An advert for a coronavirus “passport” app, which has been promoted by Zara Tindall, has been referred to the medical regulator over concerns it contradicts health guidance.
The V-Health Passport allows Covid test results to be uploaded to a phone – meaning people can demonstrate they are safe to attend sports and other events.
But in an ad to promote it, Mrs Tindall is shown having an antibody test.
Government guidance says those do not test if you currently have the virus.
VST Enterprises, which owns the app, said the particular antibody test it used in the advert could identify “the early stages of infection.”
The platform has been submitted to the government as a way of getting fans safely back into sports stadiums, VST Enterprises said.
Mrs Tindall, an Olympic medal-winning equestrian and the Queen’s granddaughter, features in an advert for the app with her husband Mike, a member of England’s 2003 Rugby World Cup winning squad.
She explains that the app can be used by sports men and women, as well as support staff, volunteers and fans, to give them confidence to attend large events again. After taking a test, the user’s results are uploaded to their “passport,” with a green tick indicating they have tested negative for coronavirus.
Mr Tindall has described the device as a potential “game-changer” for getting fans back to watching sports.
‘Might increase risk’
In the video, viewers are told that Mrs Tindall is taking a test to see if she “currently” has the virus or whether she had previously had it. When her results are revealed, she is told she is “clearly negative” for Covid-19 “current” infection.
However, the video shows Mrs Tindall having an antibody test. Government guidance says such a test is limited to answering whether someone has previously been infected by Covid and understanding the spread of the virus.
It says antibody tests cannot tell you if you can or cannot spread the virus to other people.
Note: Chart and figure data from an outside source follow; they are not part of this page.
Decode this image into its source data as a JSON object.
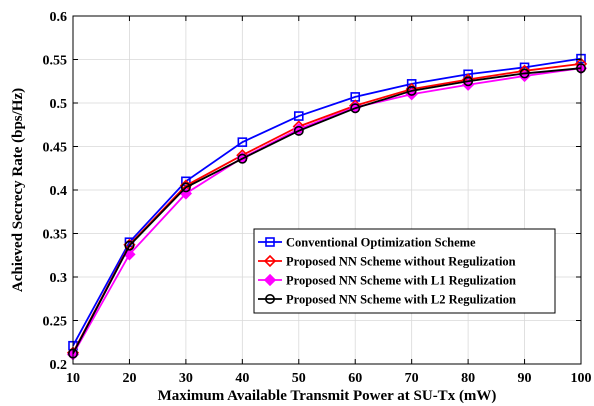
{
  "chart_data": {
    "type": "line",
    "title": "",
    "xlabel": "Maximum Available Transmit Power at SU-Tx (mW)",
    "ylabel": "Achieved Secrecy Rate (bps/Hz)",
    "xlim": [
      10,
      100
    ],
    "ylim": [
      0.2,
      0.6
    ],
    "x": [
      10,
      20,
      30,
      40,
      50,
      60,
      70,
      80,
      90,
      100
    ],
    "x_ticks": [
      10,
      20,
      30,
      40,
      50,
      60,
      70,
      80,
      90,
      100
    ],
    "y_ticks": [
      0.2,
      0.25,
      0.3,
      0.35,
      0.4,
      0.45,
      0.5,
      0.55,
      0.6
    ],
    "grid": true,
    "legend_position": "bottom-right",
    "series": [
      {
        "name": "Conventional Optimization Scheme",
        "color": "#0000ff",
        "marker": "square",
        "values": [
          0.221,
          0.34,
          0.41,
          0.455,
          0.485,
          0.507,
          0.522,
          0.533,
          0.541,
          0.551
        ]
      },
      {
        "name": "Proposed NN Scheme without Regulization",
        "color": "#ff0000",
        "marker": "diamond",
        "values": [
          0.213,
          0.337,
          0.405,
          0.44,
          0.473,
          0.497,
          0.516,
          0.527,
          0.537,
          0.545
        ]
      },
      {
        "name": "Proposed NN Scheme with L1 Regulization",
        "color": "#ff00ff",
        "marker": "filled-diamond",
        "values": [
          0.211,
          0.326,
          0.396,
          0.437,
          0.47,
          0.495,
          0.51,
          0.521,
          0.531,
          0.54
        ]
      },
      {
        "name": "Proposed NN Scheme with L2 Regulization",
        "color": "#000000",
        "marker": "circle",
        "values": [
          0.212,
          0.336,
          0.403,
          0.436,
          0.468,
          0.494,
          0.514,
          0.525,
          0.534,
          0.54
        ]
      }
    ]
  }
}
Jon Deeks, a professor of biostatistics at the University of Birmingham, says reported it to the regulator, the Medicines and Healthcare Products Regulatory Agency (MHRA).
“If people use these tests, they get a negative result and they go and think they haven’t got Covid when they could actually still be infectious, that might mean that people don’t social distance and so on,” he said.
“And that might increase the risk of actually spreading Covid.”
He has argued the tests would still miss cases in the very early stages of infection – when people are most likely to pass on the disease.
Simon Clarke, associate professor in the School of Biological Sciences at the University of Reading, said the government was right to say that antibody tests cannot test for current infection.
“They are a poor diagnostic and that is why they are not used,” he said. “They are used to look to see who has had the infection in the past.”
The BBC has approached Mr and Mrs Tindall for a comment.
VST Enterprises said the particular antibody test featured in its video was used for “illustrative purposes.” It said it was correct that antibody tests are usually only used to identify previous infection.
But the company said the one it had featured was different – because it tested for antibodies that presented as early as three to four days after infection. That meant it was possible to use the test to screen for “possible current infection.”
In a statement, it added: “In this particular instance the V-Health Passport was demonstrating how a rapid Covid test kit could be used. It will work with any test that is recommended by government.”
An MHRA spokesperson said it takes “every complaint seriously and we will investigate when necessary to protect public health.”
It comes as most sports in England have been played behind closed doors since lockdown was introduced in March. The chief executives of the Premier League and the Rugby Football League have urged the government to allow the return of crowds to games as soon as possible.
But in September, the government halted a plan for a phased return of spectators because of rising coronavirus case numbers.